Иначе и не могло случиться; иначе, разумеется, следовало бы признать, что какой-нибудь не имеющий определенного места жительства, не снабженный бонною, глупый Федька, только и знающий, что шататься по улицам, может безнаказанно попирать законы божеские и человеческие!..
Это – рай, Федька, но не для тебя!
Твой рай – на небесах… Здесь ты только издали любуйся на мирское счастье… Кто говорит: ты, глупый Федька, тоже можешь быть полезен. Еще бы! Разве все эти любящие матери не приводят тебя в пример своим детям, как нечто ужасное, до чего доводит непослушание, леность и праздность!.. В кругу созданий таким образом и ты имеешь свое право на существование, свой смысл, но не выходи из этого предела, не старайся занять иного, более высокого положения… Ты знаешь, дети ревностно поддерживают перегородки, созданные их отцами; стой за своею, и, если свиной хлев тебе не по душе – умри, глупый Федька, умри тихо, скромно, без скандала! На это ты имеешь несомненное право!.. И этого права никто не станет у тебя оспаривать; этому праву никто не позавидует.
Вот они, эти счастливые дети, для которых глупый Федька – живой пример, до чего доводит непослушание, леность и праздность. Вот они, эти ангелы для уличного мальчишки, жадно созерцаемые, страстно любимые им издали, им, не знающим только одного, что лучше: завитой баран или они?..

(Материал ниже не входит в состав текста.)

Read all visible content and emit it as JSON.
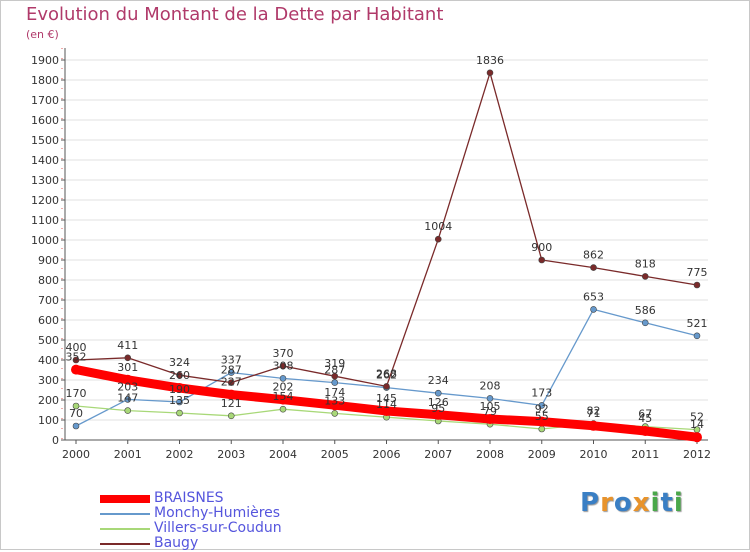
{
  "title": "Evolution du Montant de la Dette par Habitant",
  "unit": "(en €)",
  "logo": {
    "letters": [
      "P",
      "r",
      "o",
      "x",
      "i",
      "t",
      "i"
    ],
    "colors": [
      "#3a7fc4",
      "#e8932b",
      "#3a7fc4",
      "#e8932b",
      "#4aa84a",
      "#3a7fc4",
      "#4aa84a"
    ]
  },
  "chart_data": {
    "type": "line",
    "title": "Evolution du Montant de la Dette par Habitant",
    "ylabel": "(en €)",
    "xlabel": "",
    "ylim": [
      0,
      1900
    ],
    "yticks": [
      0,
      100,
      200,
      300,
      400,
      500,
      600,
      700,
      800,
      900,
      1000,
      1100,
      1200,
      1300,
      1400,
      1500,
      1600,
      1700,
      1800,
      1900
    ],
    "x": [
      "2000",
      "2001",
      "2002",
      "2003",
      "2004",
      "2005",
      "2006",
      "2007",
      "2008",
      "2009",
      "2010",
      "2011",
      "2012"
    ],
    "grid": "horizontal",
    "legend": "bottom-left",
    "series": [
      {
        "name": "BRAISNES",
        "color": "#ff0000",
        "width": 9,
        "marker": 5,
        "values": [
          352,
          301,
          260,
          227,
          202,
          174,
          145,
          126,
          105,
          92,
          71,
          45,
          14
        ]
      },
      {
        "name": "Monchy-Humières",
        "color": "#6699cc",
        "width": 1.3,
        "marker": 3,
        "values": [
          70,
          203,
          190,
          337,
          308,
          287,
          262,
          234,
          208,
          173,
          653,
          586,
          521
        ]
      },
      {
        "name": "Villers-sur-Coudun",
        "color": "#a8d878",
        "width": 1.3,
        "marker": 3,
        "values": [
          170,
          147,
          135,
          121,
          154,
          133,
          114,
          95,
          79,
          55,
          82,
          67,
          52
        ]
      },
      {
        "name": "Baugy",
        "color": "#7a2a2a",
        "width": 1.3,
        "marker": 3,
        "values": [
          400,
          411,
          324,
          287,
          370,
          319,
          268,
          1004,
          1836,
          900,
          862,
          818,
          775
        ]
      }
    ]
  }
}
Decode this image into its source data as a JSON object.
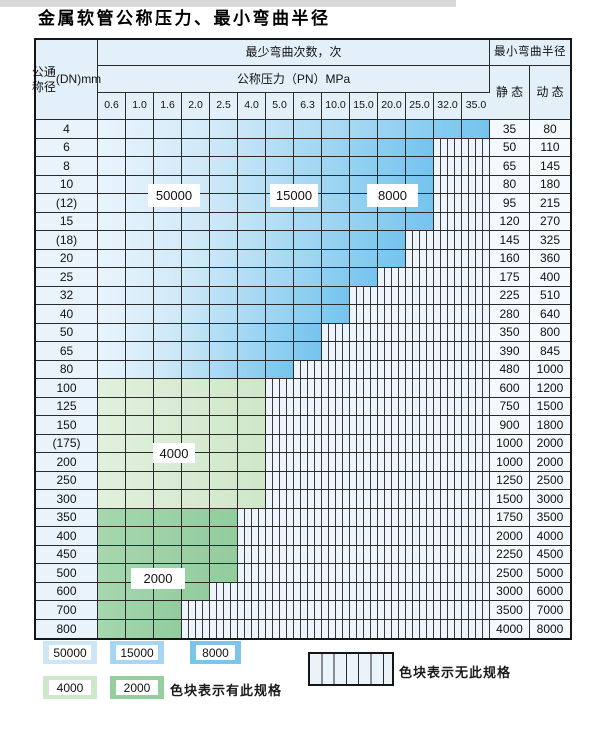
{
  "title": "金属软管公称压力、最小弯曲半径",
  "table": {
    "dn_header_lines": [
      "公称",
      "通径",
      "(DN)",
      "mm"
    ],
    "bend_cycles_header": "最少弯曲次数，次",
    "pressure_header": "公称压力（PN）MPa",
    "radius_header": "最小弯曲半径",
    "static_header": "静 态",
    "dynamic_header": "动 态",
    "pressure_columns": [
      "0.6",
      "1.0",
      "1.6",
      "2.0",
      "2.5",
      "4.0",
      "5.0",
      "6.3",
      "10.0",
      "15.0",
      "20.0",
      "25.0",
      "32.0",
      "35.0"
    ],
    "rows": [
      {
        "dn": "4",
        "rated_columns": 14,
        "shade": "blue",
        "static": "35",
        "dynamic": "80"
      },
      {
        "dn": "6",
        "rated_columns": 12,
        "shade": "blue",
        "static": "50",
        "dynamic": "110"
      },
      {
        "dn": "8",
        "rated_columns": 12,
        "shade": "blue",
        "static": "65",
        "dynamic": "145"
      },
      {
        "dn": "10",
        "rated_columns": 12,
        "shade": "blue",
        "static": "80",
        "dynamic": "180"
      },
      {
        "dn": "(12)",
        "rated_columns": 12,
        "shade": "blue",
        "static": "95",
        "dynamic": "215"
      },
      {
        "dn": "15",
        "rated_columns": 12,
        "shade": "blue",
        "static": "120",
        "dynamic": "270"
      },
      {
        "dn": "(18)",
        "rated_columns": 11,
        "shade": "blue",
        "static": "145",
        "dynamic": "325"
      },
      {
        "dn": "20",
        "rated_columns": 11,
        "shade": "blue",
        "static": "160",
        "dynamic": "360"
      },
      {
        "dn": "25",
        "rated_columns": 10,
        "shade": "blue",
        "static": "175",
        "dynamic": "400"
      },
      {
        "dn": "32",
        "rated_columns": 9,
        "shade": "blue",
        "static": "225",
        "dynamic": "510"
      },
      {
        "dn": "40",
        "rated_columns": 9,
        "shade": "blue",
        "static": "280",
        "dynamic": "640"
      },
      {
        "dn": "50",
        "rated_columns": 8,
        "shade": "blue",
        "static": "350",
        "dynamic": "800"
      },
      {
        "dn": "65",
        "rated_columns": 8,
        "shade": "blue",
        "static": "390",
        "dynamic": "845"
      },
      {
        "dn": "80",
        "rated_columns": 7,
        "shade": "blue",
        "static": "480",
        "dynamic": "1000"
      },
      {
        "dn": "100",
        "rated_columns": 6,
        "shade": "g1",
        "static": "600",
        "dynamic": "1200"
      },
      {
        "dn": "125",
        "rated_columns": 6,
        "shade": "g1",
        "static": "750",
        "dynamic": "1500"
      },
      {
        "dn": "150",
        "rated_columns": 6,
        "shade": "g1",
        "static": "900",
        "dynamic": "1800"
      },
      {
        "dn": "(175)",
        "rated_columns": 6,
        "shade": "g1",
        "static": "1000",
        "dynamic": "2000"
      },
      {
        "dn": "200",
        "rated_columns": 6,
        "shade": "g1",
        "static": "1000",
        "dynamic": "2000"
      },
      {
        "dn": "250",
        "rated_columns": 6,
        "shade": "g1",
        "static": "1250",
        "dynamic": "2500"
      },
      {
        "dn": "300",
        "rated_columns": 6,
        "shade": "g1",
        "static": "1500",
        "dynamic": "3000"
      },
      {
        "dn": "350",
        "rated_columns": 5,
        "shade": "g2",
        "static": "1750",
        "dynamic": "3500"
      },
      {
        "dn": "400",
        "rated_columns": 5,
        "shade": "g2",
        "static": "2000",
        "dynamic": "4000"
      },
      {
        "dn": "450",
        "rated_columns": 5,
        "shade": "g2",
        "static": "2250",
        "dynamic": "4500"
      },
      {
        "dn": "500",
        "rated_columns": 5,
        "shade": "g2",
        "static": "2500",
        "dynamic": "5000"
      },
      {
        "dn": "600",
        "rated_columns": 4,
        "shade": "g2",
        "static": "3000",
        "dynamic": "6000"
      },
      {
        "dn": "700",
        "rated_columns": 3,
        "shade": "g2",
        "static": "3500",
        "dynamic": "7000"
      },
      {
        "dn": "800",
        "rated_columns": 3,
        "shade": "g2",
        "static": "4000",
        "dynamic": "8000"
      }
    ]
  },
  "cycle_labels": {
    "l50000": "50000",
    "l15000": "15000",
    "l8000": "8000",
    "l4000": "4000",
    "l2000": "2000"
  },
  "legend": {
    "items": [
      {
        "label": "50000",
        "color": "#cde6f6"
      },
      {
        "label": "15000",
        "color": "#a6d6f1"
      },
      {
        "label": "8000",
        "color": "#7cc4ea"
      },
      {
        "label": "4000",
        "color": "#cfe8cb"
      },
      {
        "label": "2000",
        "color": "#96cf9f"
      }
    ],
    "has_spec_text": "色块表示有此规格",
    "no_spec_text": "色块表示无此规格"
  },
  "colors": {
    "blue_light": "#cfe9f8",
    "blue_mid": "#a8d9f3",
    "blue_dark": "#74c4ee",
    "green_light": "#cfe7c9",
    "green_mid": "#92cc9d",
    "hatch_bg": "#eef4fb",
    "grid_line": "#2b2b2b",
    "header_bg": "#e3f0fa"
  }
}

Сколько их здесь! Точно цветы рассыпались по мягкому ковру, – цветы, оживленные волшебницей, даровавшей им способность бегать, улыбаться, петь… Вся комната полна ими… Они пляшут вокруг елки, взявшись за руки, но так чинно и скромно, что маменьки, сидящие по углам, сознают в данный момент положительную невозможность поставить им на вид пагубный пример глупого Федьки… Одетая вся в розовое девочка более других останавливает на себе внимание несчастного мальчишки… Ишь она какая, – действительно, ей не хватает только крыльев… Да и их она, должно быть, спрятала под этот розовый шелк, который падает вниз такими красивыми фестонами!..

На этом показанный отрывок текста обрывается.